Ce qui ressort beaucoup aussi, c’est la sympathie et la passion qui se dégagent chez les bodybuilders.
On a rencontré une petite méfiance au moment des les rencontrer, et je le comprends très bien : ils ont souvent eu de mauvaises expériences avec les médias, qui ont tendance à se foutre de leur gueule. Ils mettent tellement de coeur et d’honnêteté dans toute cette discipline que c’est violent pour eux d’être vus comme des bêtes de foire. On a veillé à poser sur eux le regard le plus curieux et honnête possible.
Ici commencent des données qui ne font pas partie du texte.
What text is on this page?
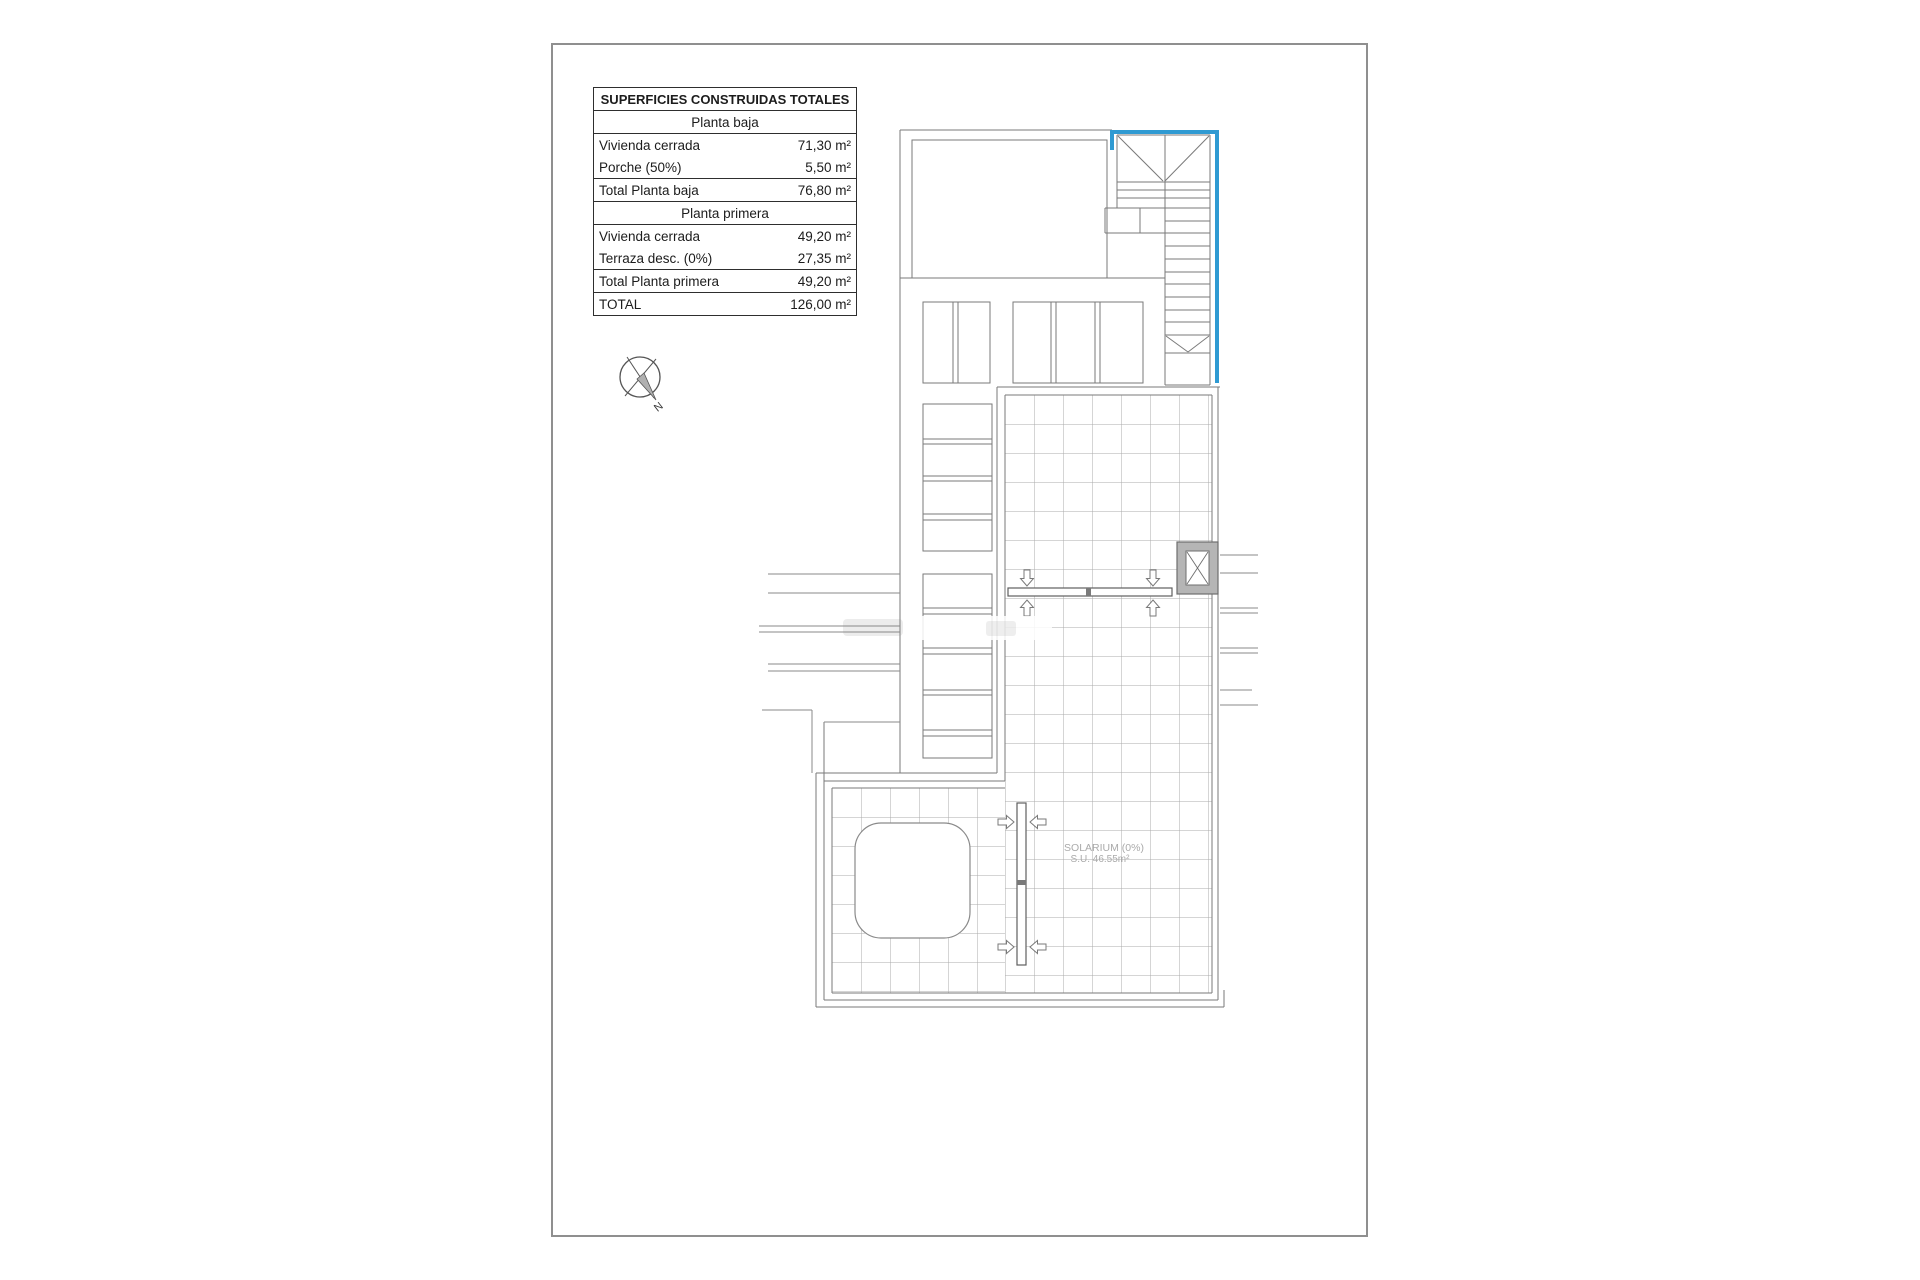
SUPERFICIES CONSTRUIDAS TOTALES
Planta baja
Vivienda cerrada	71,30 m²
Porche (50%)	5,50 m²
Total Planta baja	76,80 m²
Planta primera
Vivienda cerrada	49,20 m²
Terraza desc. (0%)	27,35 m²
Total Planta primera	49,20 m²
TOTAL	126,00 m²
SOLARIUM (0%)
S.U. 46.55m²
N
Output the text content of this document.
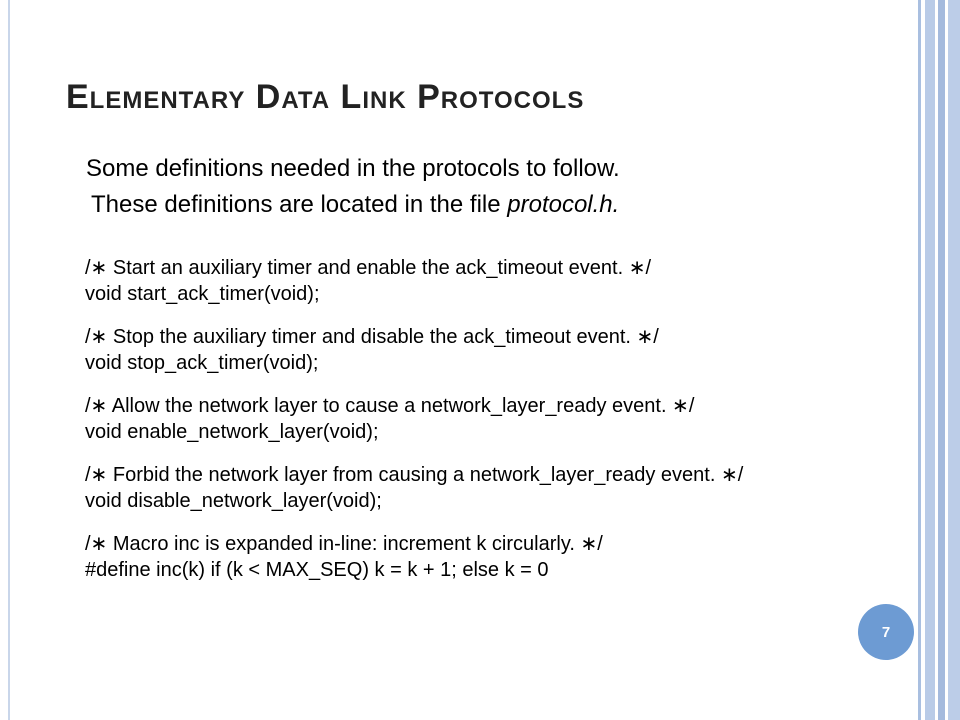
Elementary Data Link Protocols
Some definitions needed in the protocols to follow.
These definitions are located in the file protocol.h.
/∗ Start an auxiliary timer and enable the ack_timeout event. ∗/
void start_ack_timer(void);
/∗ Stop the auxiliary timer and disable the ack_timeout event. ∗/
void stop_ack_timer(void);
/∗ Allow the network layer to cause a network_layer_ready event. ∗/
void enable_network_layer(void);
/∗ Forbid the network layer from causing a network_layer_ready event. ∗/
void disable_network_layer(void);
/∗ Macro inc is expanded in-line: increment k circularly. ∗/
#define inc(k) if (k < MAX_SEQ) k = k + 1; else k = 0
7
Après le tournage, vous avez eu envie de vous inscrire à la salle ou mieux, de devenir bodybuilder ?
[Rires] Je suis allé un peu à la salle au début de mon travail sur Schwarzenegger, pour essayer de comprendre ce que ça peut faire. Une chose qui me fascine assez dans les salles, et dont on aurait voulu parler plus dans la série, c’est le rapport presque érotique avec la fonte, l’acier. On le sent, ils ont une addiction totale à ça, qui relève d’une sorte de fusion avec la ferraille. C’est troublant parce que le bodybuilding est par définition une discipline assez asexuée – le physique des filles s’y masculinisent, tandis que les garçons n’ont aucun problème à défiler sur scène comme des pin-up – c’est un peu l’invention du troisième sexe. Et néanmoins, il y a ce rapport vraiment très sensuel avec l’acier. 
Tous Musclés, disponible dès ce lundi sur Arte.